Beautiful, such lovely wood and work. :thumbsup:


----------



## Phaedrus (Jan 18, 2012)

Well done sir, well done. A month and a half is about what it takes me to build a recipe box!  

So tell the truth, does this make every other room in the house look like $^*%? :laughing:


----------



## Ryan4Custom (Mar 18, 2013)

hands made for wood said:


> We should be friends..... hahaha I can relate like you wouldn't believe! Single car garage, trying to do high end custom built ins, cabinetry, and trim. Then like you said, finishing is the biggest pain, cleaning all the dust, clearing half the shop so you can set up some poly before you get to spraying. I feel your pain man... I would love to chat with you sometime! Take care, Levi


Yeah man that's what I thought, where are you living? I cant even really call my shop a shop. I'm looking for a space right now or possibly a home to by with add on potential.
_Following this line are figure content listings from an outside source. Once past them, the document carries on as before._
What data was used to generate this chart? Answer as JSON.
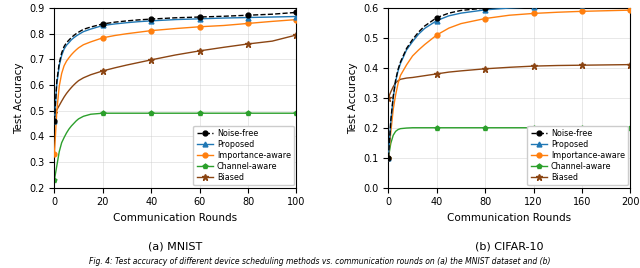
{
  "mnist": {
    "title": "(a) MNIST",
    "xlabel": "Communication Rounds",
    "ylabel": "Test Accuracy",
    "xlim": [
      0,
      100
    ],
    "ylim": [
      0.2,
      0.9
    ],
    "xticks": [
      0,
      20,
      40,
      60,
      80,
      100
    ],
    "yticks": [
      0.2,
      0.3,
      0.4,
      0.5,
      0.6,
      0.7,
      0.8,
      0.9
    ],
    "noise_free_x": [
      0,
      1,
      2,
      3,
      4,
      5,
      6,
      7,
      8,
      9,
      10,
      12,
      15,
      20,
      25,
      30,
      35,
      40,
      50,
      60,
      70,
      80,
      90,
      100
    ],
    "noise_free_y": [
      0.46,
      0.615,
      0.685,
      0.725,
      0.75,
      0.765,
      0.775,
      0.785,
      0.793,
      0.8,
      0.806,
      0.817,
      0.826,
      0.838,
      0.845,
      0.85,
      0.854,
      0.857,
      0.862,
      0.865,
      0.868,
      0.872,
      0.876,
      0.883
    ],
    "proposed_x": [
      0,
      1,
      2,
      3,
      4,
      5,
      6,
      7,
      8,
      9,
      10,
      12,
      15,
      20,
      25,
      30,
      35,
      40,
      50,
      60,
      70,
      80,
      90,
      100
    ],
    "proposed_y": [
      0.46,
      0.605,
      0.675,
      0.715,
      0.74,
      0.755,
      0.765,
      0.776,
      0.784,
      0.791,
      0.797,
      0.808,
      0.818,
      0.832,
      0.838,
      0.843,
      0.847,
      0.85,
      0.855,
      0.858,
      0.861,
      0.863,
      0.865,
      0.867
    ],
    "importance_x": [
      0,
      1,
      2,
      3,
      4,
      5,
      6,
      7,
      8,
      9,
      10,
      12,
      15,
      20,
      25,
      30,
      35,
      40,
      50,
      60,
      70,
      80,
      90,
      100
    ],
    "importance_y": [
      0.33,
      0.5,
      0.595,
      0.645,
      0.675,
      0.693,
      0.706,
      0.718,
      0.728,
      0.737,
      0.745,
      0.757,
      0.768,
      0.784,
      0.793,
      0.8,
      0.806,
      0.812,
      0.82,
      0.827,
      0.832,
      0.84,
      0.848,
      0.855
    ],
    "channel_x": [
      0,
      1,
      2,
      3,
      4,
      5,
      6,
      7,
      8,
      9,
      10,
      12,
      15,
      20,
      25,
      30,
      35,
      40,
      50,
      60,
      70,
      80,
      90,
      100
    ],
    "channel_y": [
      0.23,
      0.285,
      0.34,
      0.375,
      0.395,
      0.413,
      0.428,
      0.44,
      0.45,
      0.46,
      0.468,
      0.478,
      0.486,
      0.49,
      0.49,
      0.49,
      0.49,
      0.49,
      0.49,
      0.49,
      0.49,
      0.49,
      0.49,
      0.49
    ],
    "biased_x": [
      0,
      1,
      2,
      3,
      4,
      5,
      6,
      7,
      8,
      9,
      10,
      12,
      15,
      20,
      25,
      30,
      35,
      40,
      50,
      60,
      70,
      80,
      90,
      100
    ],
    "biased_y": [
      0.49,
      0.503,
      0.52,
      0.537,
      0.553,
      0.567,
      0.579,
      0.59,
      0.6,
      0.609,
      0.617,
      0.628,
      0.64,
      0.655,
      0.667,
      0.678,
      0.688,
      0.698,
      0.717,
      0.733,
      0.747,
      0.76,
      0.771,
      0.795
    ],
    "marker_every_noise_free": [
      0,
      20,
      40,
      60,
      80,
      100
    ],
    "marker_every_proposed": [
      0,
      20,
      40,
      60,
      80,
      100
    ],
    "marker_every_importance": [
      0,
      20,
      40,
      60,
      80,
      100
    ],
    "marker_every_channel": [
      0,
      20,
      40,
      60,
      80,
      100
    ],
    "marker_every_biased": [
      0,
      20,
      40,
      60,
      80,
      100
    ]
  },
  "cifar": {
    "title": "(b) CIFAR-10",
    "xlabel": "Communication Rounds",
    "ylabel": "Test Accuracy",
    "xlim": [
      0,
      200
    ],
    "ylim": [
      0.0,
      0.6
    ],
    "xticks": [
      0,
      40,
      80,
      120,
      160,
      200
    ],
    "yticks": [
      0.0,
      0.1,
      0.2,
      0.3,
      0.4,
      0.5,
      0.6
    ],
    "noise_free_x": [
      0,
      2,
      4,
      6,
      8,
      10,
      15,
      20,
      25,
      30,
      40,
      50,
      60,
      80,
      100,
      120,
      140,
      160,
      180,
      200
    ],
    "noise_free_y": [
      0.1,
      0.225,
      0.305,
      0.36,
      0.395,
      0.42,
      0.465,
      0.495,
      0.52,
      0.54,
      0.568,
      0.583,
      0.592,
      0.6,
      0.606,
      0.61,
      0.613,
      0.616,
      0.618,
      0.62
    ],
    "proposed_x": [
      0,
      2,
      4,
      6,
      8,
      10,
      15,
      20,
      25,
      30,
      40,
      50,
      60,
      80,
      100,
      120,
      140,
      160,
      180,
      200
    ],
    "proposed_y": [
      0.1,
      0.22,
      0.3,
      0.355,
      0.39,
      0.415,
      0.46,
      0.488,
      0.513,
      0.532,
      0.558,
      0.574,
      0.583,
      0.594,
      0.6,
      0.604,
      0.607,
      0.609,
      0.612,
      0.614
    ],
    "importance_x": [
      0,
      2,
      4,
      6,
      8,
      10,
      15,
      20,
      25,
      30,
      40,
      50,
      60,
      80,
      100,
      120,
      140,
      160,
      180,
      200
    ],
    "importance_y": [
      0.1,
      0.185,
      0.262,
      0.31,
      0.348,
      0.375,
      0.41,
      0.44,
      0.46,
      0.478,
      0.51,
      0.533,
      0.548,
      0.565,
      0.576,
      0.582,
      0.586,
      0.589,
      0.591,
      0.593
    ],
    "channel_x": [
      0,
      2,
      4,
      6,
      8,
      10,
      15,
      20,
      25,
      30,
      40,
      50,
      60,
      80,
      100,
      120,
      140,
      160,
      180,
      200
    ],
    "channel_y": [
      0.1,
      0.148,
      0.175,
      0.188,
      0.194,
      0.197,
      0.199,
      0.2,
      0.2,
      0.2,
      0.2,
      0.2,
      0.2,
      0.2,
      0.2,
      0.2,
      0.2,
      0.2,
      0.2,
      0.2
    ],
    "biased_x": [
      0,
      2,
      4,
      6,
      8,
      10,
      15,
      20,
      25,
      30,
      40,
      50,
      60,
      80,
      100,
      120,
      140,
      160,
      180,
      200
    ],
    "biased_y": [
      0.3,
      0.32,
      0.337,
      0.35,
      0.357,
      0.362,
      0.366,
      0.368,
      0.371,
      0.374,
      0.38,
      0.386,
      0.39,
      0.397,
      0.402,
      0.406,
      0.408,
      0.409,
      0.41,
      0.411
    ],
    "marker_every_noise_free": [
      0,
      40,
      80,
      120,
      160,
      200
    ],
    "marker_every_proposed": [
      0,
      40,
      80,
      120,
      160,
      200
    ],
    "marker_every_importance": [
      0,
      40,
      80,
      120,
      160,
      200
    ],
    "marker_every_channel": [
      0,
      40,
      80,
      120,
      160,
      200
    ],
    "marker_every_biased": [
      0,
      40,
      80,
      120,
      160,
      200
    ]
  },
  "colors": {
    "noise_free": "#000000",
    "proposed": "#1f77b4",
    "importance": "#ff7f0e",
    "channel": "#2ca02c",
    "biased": "#8b4513"
  },
  "caption": "Fig. 4: Test accuracy of different device scheduling methods vs. communication rounds on (a) the MNIST dataset and (b)"
}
I can't keep doing the big stuff in this shop its nerve racking and well flat out slow. I do a lot of work for an interior design firm, she got the project and did deck out the other main rooms of the house. 

Check it out though! The Homeowners approved me for trimming out the elevator in the same house (yes there is an elevator in the house) with the same trim as the study! 
AAAAAAAAAnd they want me to construct a ladder for the study that is no doubt solid walnut! I think I'll put some really cool brass accents at the side of each tread or something cool like that? Any ideas?


Ryan


----------



## Ryan4Custom (Mar 18, 2013)

hands made for wood said:


> We should be friends..... hahaha I can relate like you wouldn't believe! Single car garage, trying to do high end custom built ins, cabinetry, and trim. Then like you said, finishing is the biggest pain, cleaning all the dust, clearing half the shop so you can set up some poly before you get to spraying. I feel your pain man... I would love to chat with you sometime! Take care, Levi


Hey also, check out my other threads! "It is Finished" , My Walnut Dining Room Table , Table transformation, I think i put a few more on this forum just remembered a few! 
Check them out when you get a chance. It's good stuff


----------



## Ryan4Custom (Mar 18, 2013)

Ryan4Custom said:


> Hey also, check out my other threads! "It is Finished" , My Walnut Dining Room Table , Table transformation, I think i put a few more on this forum just remembered a few! Check them out when you get a chance. It's good stuff


Hello all, I've been working on the ladder for the library. Now I'm sure everyone thinks of a ladder with a guide rail at the top and wheels at the bottom for a library. This is not the case as I did not ever design this project with that style ladder in mind but here is what I came up with.


----------



## Tom King (Nov 22, 2013)

A tip of the hat!! Really nice work.


----------